I realised I had become a little out of touch with what was happening here.
If I want to contribute to Sarawak, I have to know Sarawak.
That search led me to PCDS 2030, Sarawak’s 10-year Post COVID-19 Development Strategy.
The scale of it caught my attention. But what stayed with me were the individual projects within it. Each one represents a part of Sarawak’s future, and each deserves to be seen.
I started building the independent PCDS 2030 Project Tracker to bring those projects into one place. It currently tracks 30 projects, with their public status, milestones and source links, so Sarawakians can more easily see what is being planned, built and completed.
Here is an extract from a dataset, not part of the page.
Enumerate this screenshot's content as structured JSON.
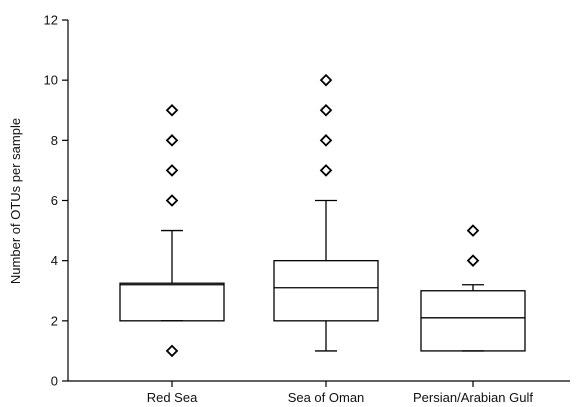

Every project card includes the public reports, news and official announcements behind it. Those links are a defining feature. They let anyone check the evidence for themselves, while making the caveat clear: the tracker is only as accurate as the public information available.
But the tracker is also how I’m learning. Every project I research teaches me something new about Sarawak: our priorities, the people doing the work, the gaps in public information, and the scale of what is already underway.
I built it to learn, and I’m still learning.
If this helps more Sarawakians discover a project they didn’t know about, follow its progress, or become curious about where they might contribute, then the build is doing its job.